Maurice Leblanc est plus connu comme le père littéraire d'Arsène Lupin que comme le créateur du policier Hercule Petitgris. Cela s'explique d'une part par la profusion des romans mettant en scène le premier, et par les tares physiques du second qui le rendent incontestablement moins séduisant.
Petit, chafouin et surtout doté d'une canine étonnante et spectaculaire qui, à la façon des castors, lui sort des lèvres dès que s'anime son esprit affûté, Hercule Petitgris est un enquêteur plus inquiétant que réconfortant. Issu de la classe modeste des fonctionnaires de police, il n'a ni panache ni charisme et pourtant, une fois de plus, l'adage qui invite à ne pas se fier aux apparences va se vérifier grâce à lui. Ce déstabilisant petit homme va assister un ministre, Jean Rouxval, dans l'élucidation d'un mystère touchant de près l'Etat et l'armée. Tout le principe de "La dent d'Hercule Petitgris" repose donc sur la réfutation des apparences, lesquelles sont nommées "émotions" par Joseph Rouletabille - autre fameux limier contemporain -, et "logique" par Hercule Petitgris lui-même.
Le ministre Rouxval pense avoir été le témoin d'une scène de chantage, exercé sur une veuve de guerre venue se recueillir sur la tombe du soldat inconnu, sous l'Arc de Triomphe. Sa position sociale, son sens de la justice et son statut de père de soldats tués au front lui font entreprendre immédiatement la résolution de l'affaire. Convoquant en son cabinet les intéressés, et après avoir mené son enquête grâce à ses propres réseaux, il leur fait part de ses conclusions, toutes parfaitement étayées, et prouvant que le soldat inconnu - qui fut anonymement désigné par le hasard dans une casemate à Verdun lors d'une cérémonie officielle, à la fin de la Première guerre mondiale - ne serait finalement pas si inconnu que ça...
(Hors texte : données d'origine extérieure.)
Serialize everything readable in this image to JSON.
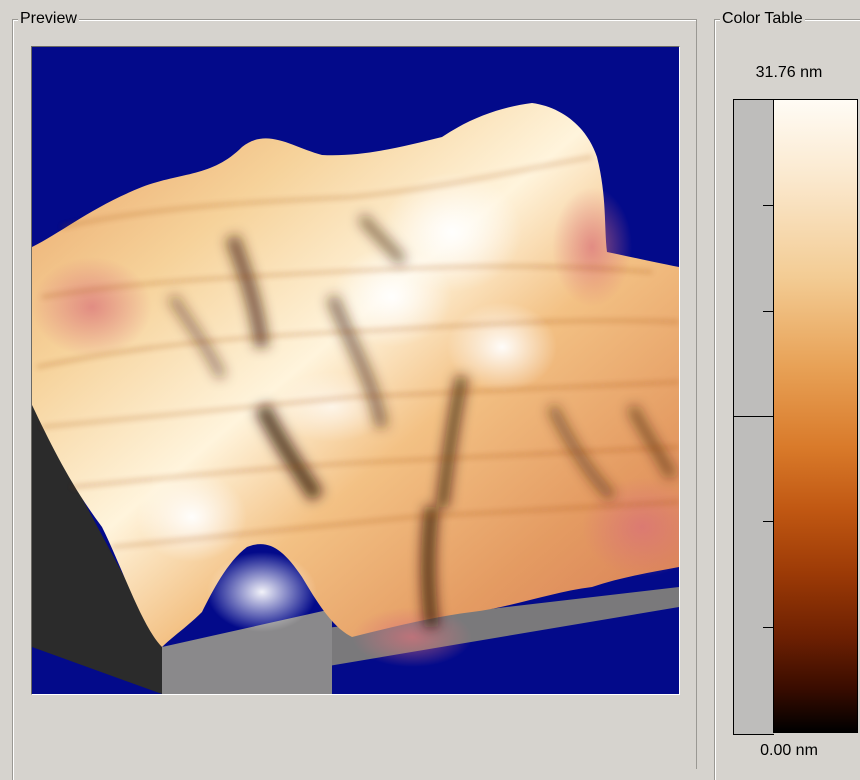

Le récit m'a irrésistiblement replongée dans l'atmosphère du roman "Au revoir là-haut" de Pierre Lemaitre. Même ambiance mystérieuse autour des morts du conflit mondial, même sentiment d'oppression et de douleur ; ce fut assez saisissant. J'ai également apprécié la plume de Maurice Leblanc et trouvé du génie dans sa façon de battre à nouveau les cartes au moment même où le mystère semble résolu, laissant le lecteur dans la même expectative que le ministre Rouxval. La confrontation psychologique de deux hommes aussi différents l'un de l'autre qu'un simple policier et qu'un ministre ne manque pas non plus de piquant, même s'il aurait fallu à mon sens quelques dizaines de pages supplémentaires pour davantage la développer.